- 9.5 Reinforcement Learning from Automatic Feedback for High-Quality Unit Test Generation
- Authors: Benjamin Steenhoek, Michele Tufano, Neel Sundaresan, Alexey Svyatkovskiy
- Reason: Methodology proposed has demonstrated significant improvement in test generation quality. This not only has applications in software development but also has a potential impact on machine learning models’ quality and performance.
- 9.5 Discovering General Reinforcement Learning Algorithms with Adversarial Environment Design
- Authors: Matthew Thomas Jackson, Minqi Jiang, Jack Parker-Holder, Risto Vuorio, Chris Lu, Gregory Farquhar, Shimon Whiteson, Jakob Nicolaus Foerster
- Reason: This paper stands out because of its novel approach to meta-learning for reinforcement learning tasks and has been accepted at a reputed conference (NeurIPS 2023). The authors’ focus on environment design and regret-based algorithm evaluation is a significant contribution.
- 9.3 Learning Optimal Advantage from Preferences and Mistaking it for Reward
- Authors: W. Bradley Knox, Stephane Hatgis-Kessell, Sigurdur Orn Adalgeirsson, Serena Booth, Anca Dragan, Peter Stone, Scott Niekum
- Reason: The paper investigates human preference models in reinforcement learning which is crucial for creating RL models that interact with or learn from human input.
- 9.2 Searching for High-Value Molecules Using Reinforcement Learning and Transformers
- Authors: Raj Ghugare, Santiago Miret, Adriana Hugessen, Mariano Phielipp, Glen Berseth
- Reason: The application of RL and transformers to high-value molecule search is novel. The authors provide a comprehensive survey and results on multiple problem domains, strengthening the potential influence of the paper.
- 9.0 Distributionally Safe Reinforcement Learning under Model Uncertainty: A Single-Level Approach by Differentiable Convex Programming
- Authors: Alaa Eddine Chriat, Chuangchuang Sun
- Reason: The approach developed is first of its kind and tackles the critical issue of safety in RL, especially in safety-critical environments.
- 8.9 Use Your INSTINCT: INSTruction optimization usIng Neural bandits Coupled with Transformers
- Authors: Xiaoqiang Lin, Zhaoxuan Wu, Zhongxiang Dai, Wenyang Hu, Yao Shu, See-Kiong Ng, Patrick Jaillet, Bryan Kian Hsiang Low
- Reason: The paper introduces a new method to tune the instructions given to large language models, which might have a significant impact on the performance of many applications using these models.
- 8.8 Learning to Reach Goals via Diffusion
- Authors: Vineet Jain, Siamak Ravanbakhsh
- Reason: A novel approach to goal-conditioned reinforcement learning presented in the paper could potentially improve optimization strategies with RL.
- 8.5 Online Estimation and Inference for Robust Policy Evaluation in Reinforcement Learning
- Authors: Weidong Liu, Jiyuan Tu, Yichen Zhang, Xi Chen
- Reason: The paper introduces a novel procedure for policy evaluation in reinforcement learning, considering robust statistics that can handle outlier and heavy-tailed distributions.

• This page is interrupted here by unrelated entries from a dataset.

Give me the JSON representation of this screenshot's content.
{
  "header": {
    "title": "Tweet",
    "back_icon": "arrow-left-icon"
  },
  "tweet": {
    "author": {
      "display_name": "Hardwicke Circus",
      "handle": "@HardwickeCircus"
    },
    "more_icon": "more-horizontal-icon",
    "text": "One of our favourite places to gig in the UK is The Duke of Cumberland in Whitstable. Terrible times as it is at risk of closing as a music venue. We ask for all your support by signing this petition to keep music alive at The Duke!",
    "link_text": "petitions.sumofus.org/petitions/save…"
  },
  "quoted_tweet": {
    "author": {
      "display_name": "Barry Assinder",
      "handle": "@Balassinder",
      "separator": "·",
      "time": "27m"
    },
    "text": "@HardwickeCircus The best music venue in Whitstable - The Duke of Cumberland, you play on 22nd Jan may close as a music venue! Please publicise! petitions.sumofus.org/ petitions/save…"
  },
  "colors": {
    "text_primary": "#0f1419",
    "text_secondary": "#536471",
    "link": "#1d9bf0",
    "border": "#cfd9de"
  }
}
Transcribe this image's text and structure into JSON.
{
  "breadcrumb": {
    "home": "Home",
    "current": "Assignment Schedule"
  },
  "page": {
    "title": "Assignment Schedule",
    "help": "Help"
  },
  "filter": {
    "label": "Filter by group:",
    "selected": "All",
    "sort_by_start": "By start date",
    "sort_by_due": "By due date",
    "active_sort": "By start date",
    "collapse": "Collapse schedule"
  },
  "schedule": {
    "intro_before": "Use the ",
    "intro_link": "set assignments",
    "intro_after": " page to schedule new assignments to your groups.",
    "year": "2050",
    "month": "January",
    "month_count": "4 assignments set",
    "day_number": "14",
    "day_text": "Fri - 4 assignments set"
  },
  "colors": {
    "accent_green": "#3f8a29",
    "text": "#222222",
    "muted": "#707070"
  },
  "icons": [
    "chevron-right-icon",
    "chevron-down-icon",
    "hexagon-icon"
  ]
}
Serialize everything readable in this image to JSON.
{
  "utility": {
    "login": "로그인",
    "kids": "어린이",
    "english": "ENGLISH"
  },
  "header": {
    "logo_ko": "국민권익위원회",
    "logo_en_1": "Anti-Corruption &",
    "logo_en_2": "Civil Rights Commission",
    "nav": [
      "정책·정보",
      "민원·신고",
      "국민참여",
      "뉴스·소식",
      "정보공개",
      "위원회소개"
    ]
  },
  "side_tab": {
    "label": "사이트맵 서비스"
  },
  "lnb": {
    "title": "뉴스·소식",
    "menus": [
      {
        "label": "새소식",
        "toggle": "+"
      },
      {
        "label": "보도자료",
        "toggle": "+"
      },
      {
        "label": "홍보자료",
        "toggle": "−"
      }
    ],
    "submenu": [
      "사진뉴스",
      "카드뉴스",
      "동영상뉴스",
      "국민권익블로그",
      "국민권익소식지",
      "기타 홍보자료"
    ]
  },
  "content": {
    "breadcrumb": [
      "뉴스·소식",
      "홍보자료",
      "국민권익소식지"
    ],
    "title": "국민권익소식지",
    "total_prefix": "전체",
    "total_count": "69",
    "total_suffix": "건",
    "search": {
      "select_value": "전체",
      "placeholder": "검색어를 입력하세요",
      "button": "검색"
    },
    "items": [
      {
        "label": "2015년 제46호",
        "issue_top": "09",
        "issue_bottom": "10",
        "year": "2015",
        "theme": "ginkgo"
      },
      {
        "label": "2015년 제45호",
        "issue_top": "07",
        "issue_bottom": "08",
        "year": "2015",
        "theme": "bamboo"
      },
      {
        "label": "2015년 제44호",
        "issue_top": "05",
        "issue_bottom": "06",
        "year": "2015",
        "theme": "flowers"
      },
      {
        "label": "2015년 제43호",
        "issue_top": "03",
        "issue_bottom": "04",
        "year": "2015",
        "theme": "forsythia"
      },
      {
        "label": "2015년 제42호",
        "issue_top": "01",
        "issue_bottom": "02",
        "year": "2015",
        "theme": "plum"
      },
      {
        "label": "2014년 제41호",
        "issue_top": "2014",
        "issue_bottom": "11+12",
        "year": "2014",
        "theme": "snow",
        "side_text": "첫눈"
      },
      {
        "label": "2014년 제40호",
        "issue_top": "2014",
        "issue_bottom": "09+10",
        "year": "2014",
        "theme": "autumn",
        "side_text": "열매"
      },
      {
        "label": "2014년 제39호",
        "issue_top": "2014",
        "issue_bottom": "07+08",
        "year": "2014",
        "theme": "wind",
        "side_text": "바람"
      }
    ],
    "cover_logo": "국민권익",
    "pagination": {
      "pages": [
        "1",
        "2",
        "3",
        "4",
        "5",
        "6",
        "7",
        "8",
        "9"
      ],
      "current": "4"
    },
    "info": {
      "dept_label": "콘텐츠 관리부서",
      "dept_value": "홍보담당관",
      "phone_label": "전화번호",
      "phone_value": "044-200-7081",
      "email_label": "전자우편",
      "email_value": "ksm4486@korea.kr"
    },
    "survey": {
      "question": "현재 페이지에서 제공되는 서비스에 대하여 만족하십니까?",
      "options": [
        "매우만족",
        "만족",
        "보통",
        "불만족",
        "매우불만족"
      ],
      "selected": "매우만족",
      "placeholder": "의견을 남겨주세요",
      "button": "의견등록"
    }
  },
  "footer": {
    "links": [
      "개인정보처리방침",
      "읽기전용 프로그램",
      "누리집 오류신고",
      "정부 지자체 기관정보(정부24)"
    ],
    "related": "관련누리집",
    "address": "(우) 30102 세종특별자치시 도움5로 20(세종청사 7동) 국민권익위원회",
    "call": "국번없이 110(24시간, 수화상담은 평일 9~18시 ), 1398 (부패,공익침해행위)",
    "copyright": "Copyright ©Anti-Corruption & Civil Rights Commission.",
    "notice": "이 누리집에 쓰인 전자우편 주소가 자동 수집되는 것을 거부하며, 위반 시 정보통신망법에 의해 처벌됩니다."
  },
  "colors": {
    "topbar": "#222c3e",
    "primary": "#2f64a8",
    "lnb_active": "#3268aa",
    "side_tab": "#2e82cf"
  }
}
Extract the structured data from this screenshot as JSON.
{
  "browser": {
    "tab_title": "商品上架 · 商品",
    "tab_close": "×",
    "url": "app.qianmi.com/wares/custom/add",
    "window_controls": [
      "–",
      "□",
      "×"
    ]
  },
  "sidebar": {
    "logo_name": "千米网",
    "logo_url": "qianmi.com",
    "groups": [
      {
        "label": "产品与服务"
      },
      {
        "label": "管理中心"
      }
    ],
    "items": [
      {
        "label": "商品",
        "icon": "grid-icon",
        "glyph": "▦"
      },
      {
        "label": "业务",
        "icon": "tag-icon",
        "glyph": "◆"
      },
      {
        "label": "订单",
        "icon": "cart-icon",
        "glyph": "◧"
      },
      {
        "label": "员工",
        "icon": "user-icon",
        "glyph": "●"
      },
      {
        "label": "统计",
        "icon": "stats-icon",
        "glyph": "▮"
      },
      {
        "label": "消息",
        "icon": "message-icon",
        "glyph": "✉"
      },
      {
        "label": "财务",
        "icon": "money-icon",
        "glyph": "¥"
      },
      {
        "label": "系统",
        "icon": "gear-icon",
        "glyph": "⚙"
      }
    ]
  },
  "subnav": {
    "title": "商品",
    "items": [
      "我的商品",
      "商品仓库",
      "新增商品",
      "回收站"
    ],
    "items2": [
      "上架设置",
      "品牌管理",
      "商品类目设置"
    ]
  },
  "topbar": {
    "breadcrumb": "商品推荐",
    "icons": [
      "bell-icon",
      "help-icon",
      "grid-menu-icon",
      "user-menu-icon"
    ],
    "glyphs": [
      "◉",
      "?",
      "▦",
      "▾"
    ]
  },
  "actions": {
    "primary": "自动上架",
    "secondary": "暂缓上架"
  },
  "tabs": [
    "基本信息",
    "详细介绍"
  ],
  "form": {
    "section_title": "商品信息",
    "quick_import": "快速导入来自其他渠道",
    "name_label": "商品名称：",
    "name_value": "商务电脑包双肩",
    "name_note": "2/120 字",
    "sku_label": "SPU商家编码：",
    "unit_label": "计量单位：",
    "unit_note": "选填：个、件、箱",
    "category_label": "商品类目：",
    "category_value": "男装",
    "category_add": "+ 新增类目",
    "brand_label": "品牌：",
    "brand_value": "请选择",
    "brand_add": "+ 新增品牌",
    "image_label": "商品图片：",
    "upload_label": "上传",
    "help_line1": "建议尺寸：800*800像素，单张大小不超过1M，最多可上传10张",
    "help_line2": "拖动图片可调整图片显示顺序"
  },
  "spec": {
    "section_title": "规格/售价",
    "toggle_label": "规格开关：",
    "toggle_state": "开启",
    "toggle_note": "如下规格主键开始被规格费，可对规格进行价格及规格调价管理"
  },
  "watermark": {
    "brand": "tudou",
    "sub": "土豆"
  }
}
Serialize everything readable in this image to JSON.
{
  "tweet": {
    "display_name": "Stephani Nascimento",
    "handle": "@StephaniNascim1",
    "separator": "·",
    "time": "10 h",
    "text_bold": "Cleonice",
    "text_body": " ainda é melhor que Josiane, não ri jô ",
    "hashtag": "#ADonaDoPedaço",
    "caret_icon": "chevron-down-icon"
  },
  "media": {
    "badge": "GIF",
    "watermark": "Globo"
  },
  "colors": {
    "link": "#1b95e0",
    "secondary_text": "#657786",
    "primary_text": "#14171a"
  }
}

It solves a major issue in policy evaluation in RL and hence has a major potential impact on the community.
- 8.5 Expected flow networks in stochastic environments and two-player zero-sum games
- Authors: Marco Jiralerspong, Bilun Sun, Danilo Vucetic, Tianyu Zhang, Yoshua Bengio, Gauthier Gidel, Nikolay Malkin
- Reason: The author list includes some of the leading figures on machine learning and specifically reinforcement learning (like Yoshua Bengio), which is precisely the basses of this paper.
- 8.1 Towards Fully Adaptive Regret Minimization in Heavy-Tailed Bandits
- Authors: Gianmarco Genalti, Lupo Marsigli, Nicola Gatti, Alberto Maria Metelli
- Reason: Although niched, the paper’s exploration of adaptive heavy-tailed bandit problems and the proposed solutions are interesting and can be influential in heavy-tailed bandit problems and regret minimization research.